CRÓNICA DA CULTURA
A cova de um dente de Deus
Sendo sempre possível reinventar as nossas liberdades e o modo de nos organizarmos, qual a razão que impede que os nossos quadros de referência sofram metamorfoses?
Os princípios fundamentais podem estar a revelar aspetos da realidade em que vivemos, que ainda têm sido ignorados, como se não tivessem ocorrido eventos, avanços mesmo, nas áreas das ciências físicas, ou nas criações artísticas que já deviam ter implicado uma recalibração da atenção à narrativa convencional da nossa civilização.
Com efeito, continuamos a viver de acordo com conceções, afinal desadequadas, das que levariam a um maior bem-estar da sociedade humana, onde se permanece a registar a escravização, o genocídio, a indiferença face ao sofrimento, como se a única possibilidade de alterar esta terrível forma de obrigar os seres à sujeição, de uma tida por natural desigualdade e infelicidade, não pudesse existir fora das possibilidades de intervenção, que, até hoje não assumimos, e até hoje falhámos.

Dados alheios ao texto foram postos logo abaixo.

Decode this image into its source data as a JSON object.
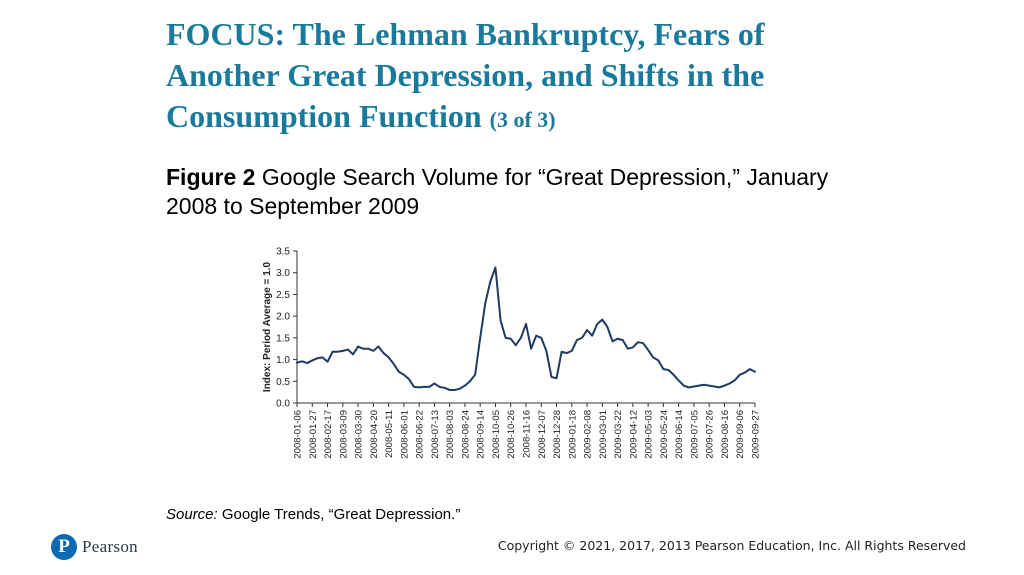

Afinal de contas, a nossa forma de olhar para o passado, parece concebida ao objetivo de uma mesma interpretação, descuidando contextos.
Quem sabe, se um futuro desconhecido no presente dos dias - se dele quisermos saber como estrada -, não implicará, afinal a recusa dos desfechos inevitáveis das realidades do sofrer que se têm vindo a aceitar, e enfim, seja por aí o início do encher da cova de um dente de Deus.